Der britische Regierungschef Rishi Sunak, hier bei einer Pressekonferenz in London, schiebt Maßnahmen zum Klimaschutz auf die lange Bank.
Foto: © No10 Crown Copyright / eyevine / laifAlle, die sich wegen des Klimawandels sorgen, dürften sich die Augen reiben: Während UN-Generalsekretär António Guterres bei der Generalversammlung in New York einen schnelleren Ausstieg aus fossilen Brennstoffen anmahnte, kündigte der britische Premierminister in London genau das Gegenteil an.
Rishi Sunak schob gleich mehrere Maßnahmen zum Klimaschutz auf: Benzin- und Dieselfahrzeuge dürfen länger fahren, Gas- und Ölheizungen länger laufen, und auch bei der besseren Isolierung ihrer Häuser können sich die Briten Zeit lassen.
Man dürfe, so begründete Sunak seine Klimawende, die Kosten der Klimaneutralität nicht auf Familien abwälzen, die durch gestiegene Ausgaben für die Lebenshaltung finanziell unter Druck stünden. Außerdem sei Großbritannien auf dem Weg zur Klimaneutralität 2050 anderen Nationen voraus und könne sich jetzt mehr Zeit lassen.
Sunak hat recht, wenn er mehr Ehrlichkeit in der Klimadebatte fordert. Dass er im gleichen Atemzug den Briten vorgaukelt, sie könnten sich zurücklehnen, macht ihn jedoch unglaubwürdig. Es ist eben nicht so, dass Großbritannien auf dem besten Weg ist, das gesetzlich vorgeschriebene Net-Zero-Ziel 2050 zu erreichen.
Das unabhängige Climate Change Committee (CCC), das die britische Regierung beim Klimaschutz berät, hatte erst kürzlich festgestellt, das Land sei drauf und dran, seine Klimaziele zu verfehlen und seine weltweit führende Rolle zu verspielen. Dass der konservative Premier den Rat der Fachleute ignoriert, erinnert in fataler Weise an Sunaks Vorgängerin Liz Truss, die ebenfalls glaubte, es besser zu wissen, und damit die britische Wirtschaft vor die Wand fuhr.

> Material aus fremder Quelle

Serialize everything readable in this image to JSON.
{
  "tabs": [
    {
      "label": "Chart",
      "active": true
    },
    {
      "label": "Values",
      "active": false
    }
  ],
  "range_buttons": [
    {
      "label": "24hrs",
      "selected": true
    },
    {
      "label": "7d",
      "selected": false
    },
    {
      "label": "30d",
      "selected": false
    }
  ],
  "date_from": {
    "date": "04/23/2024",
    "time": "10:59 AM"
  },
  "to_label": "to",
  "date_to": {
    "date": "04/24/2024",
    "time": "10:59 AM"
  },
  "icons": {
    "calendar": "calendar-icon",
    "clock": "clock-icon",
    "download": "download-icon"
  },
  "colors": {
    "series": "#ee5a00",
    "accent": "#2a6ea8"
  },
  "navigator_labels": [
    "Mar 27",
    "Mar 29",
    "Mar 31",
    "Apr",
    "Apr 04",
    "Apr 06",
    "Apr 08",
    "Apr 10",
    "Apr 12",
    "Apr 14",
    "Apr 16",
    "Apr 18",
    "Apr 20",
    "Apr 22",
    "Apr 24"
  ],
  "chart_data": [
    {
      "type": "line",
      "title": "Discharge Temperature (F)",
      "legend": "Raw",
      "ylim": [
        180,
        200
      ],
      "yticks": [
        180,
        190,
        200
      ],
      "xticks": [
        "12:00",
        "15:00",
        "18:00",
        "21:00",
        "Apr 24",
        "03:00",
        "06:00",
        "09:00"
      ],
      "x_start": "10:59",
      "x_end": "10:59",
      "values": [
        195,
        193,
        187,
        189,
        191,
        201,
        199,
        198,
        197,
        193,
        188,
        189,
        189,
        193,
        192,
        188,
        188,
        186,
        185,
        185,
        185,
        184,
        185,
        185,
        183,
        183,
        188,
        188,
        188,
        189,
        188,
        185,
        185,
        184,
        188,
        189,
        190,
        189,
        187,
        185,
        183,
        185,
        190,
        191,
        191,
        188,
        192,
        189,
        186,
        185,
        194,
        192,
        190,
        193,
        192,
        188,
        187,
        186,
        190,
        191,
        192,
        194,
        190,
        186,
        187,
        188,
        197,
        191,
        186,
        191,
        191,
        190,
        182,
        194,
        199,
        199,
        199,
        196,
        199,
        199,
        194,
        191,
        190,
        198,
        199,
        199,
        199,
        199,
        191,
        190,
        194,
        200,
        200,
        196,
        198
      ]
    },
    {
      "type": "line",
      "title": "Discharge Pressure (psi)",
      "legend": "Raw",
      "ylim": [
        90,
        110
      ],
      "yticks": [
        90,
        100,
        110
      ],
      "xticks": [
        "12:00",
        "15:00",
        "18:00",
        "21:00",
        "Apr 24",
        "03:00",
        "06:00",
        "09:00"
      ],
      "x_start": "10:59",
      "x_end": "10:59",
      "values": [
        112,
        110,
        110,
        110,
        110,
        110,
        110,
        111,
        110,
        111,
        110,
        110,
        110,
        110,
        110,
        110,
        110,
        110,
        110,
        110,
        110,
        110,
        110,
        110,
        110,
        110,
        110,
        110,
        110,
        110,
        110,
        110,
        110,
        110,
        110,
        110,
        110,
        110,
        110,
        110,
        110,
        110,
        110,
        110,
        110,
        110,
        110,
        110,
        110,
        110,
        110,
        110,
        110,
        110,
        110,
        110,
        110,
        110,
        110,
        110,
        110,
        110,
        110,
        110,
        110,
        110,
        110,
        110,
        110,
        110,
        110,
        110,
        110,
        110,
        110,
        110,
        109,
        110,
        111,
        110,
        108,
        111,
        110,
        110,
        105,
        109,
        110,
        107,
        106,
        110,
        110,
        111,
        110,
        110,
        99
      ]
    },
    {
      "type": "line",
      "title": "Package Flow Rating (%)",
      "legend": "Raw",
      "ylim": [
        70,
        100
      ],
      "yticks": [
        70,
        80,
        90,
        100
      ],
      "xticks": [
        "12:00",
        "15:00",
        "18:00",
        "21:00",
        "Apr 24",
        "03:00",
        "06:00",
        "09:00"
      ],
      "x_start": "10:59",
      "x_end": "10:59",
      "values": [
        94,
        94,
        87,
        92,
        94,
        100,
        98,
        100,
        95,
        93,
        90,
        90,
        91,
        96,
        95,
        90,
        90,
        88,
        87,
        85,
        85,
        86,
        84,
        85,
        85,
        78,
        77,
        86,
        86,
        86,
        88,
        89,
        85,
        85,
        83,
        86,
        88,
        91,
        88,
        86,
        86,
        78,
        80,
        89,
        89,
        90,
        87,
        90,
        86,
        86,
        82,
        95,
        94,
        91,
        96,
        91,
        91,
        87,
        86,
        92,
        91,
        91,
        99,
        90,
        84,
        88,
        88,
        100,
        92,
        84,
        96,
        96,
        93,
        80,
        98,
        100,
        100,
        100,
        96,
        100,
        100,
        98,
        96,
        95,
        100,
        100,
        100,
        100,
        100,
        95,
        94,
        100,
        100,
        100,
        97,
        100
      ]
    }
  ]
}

Unternehmen sind verunsichert
Sunak war eigentlich angetreten, die Wirtschaft auf der Insel nach dem Truss-Chaos wieder zu stabilisieren. Sein Kurswechsel in der Klimapolitik schafft jedoch erneut Verunsicherung bei Unternehmen, die Milliardenbeträge in die grüne Transformation investieren und darauf angewiesen sind, dass die Regierung keine verwirrenden Signale sendet. Indem er den Klimaschutz vor allem als Last und nicht als Chance deklariert, schadet der Premier nicht nur der Umwelt, sondern bremst auch die Modernisierung der britischen Wirtschaft.
Großbritannien galt lange als Vorreiter im Klimaschutz und ist immer noch die einzige Industrienation, die sich auf eine Klimaneutralität bis 2050 gesetzlich verpflichtet hat. Wenn ausgerechnet die Briten jetzt zurückrudern, hat das eine fatale Signalwirkung insbesondere für weniger reiche Länder. Wie will man denen erklären, sie sollten ihre kurzfristigen wirtschaftlichen Interessen für den Klimaschutz hintanstellen, wenn man selbst nicht dazu bereit ist?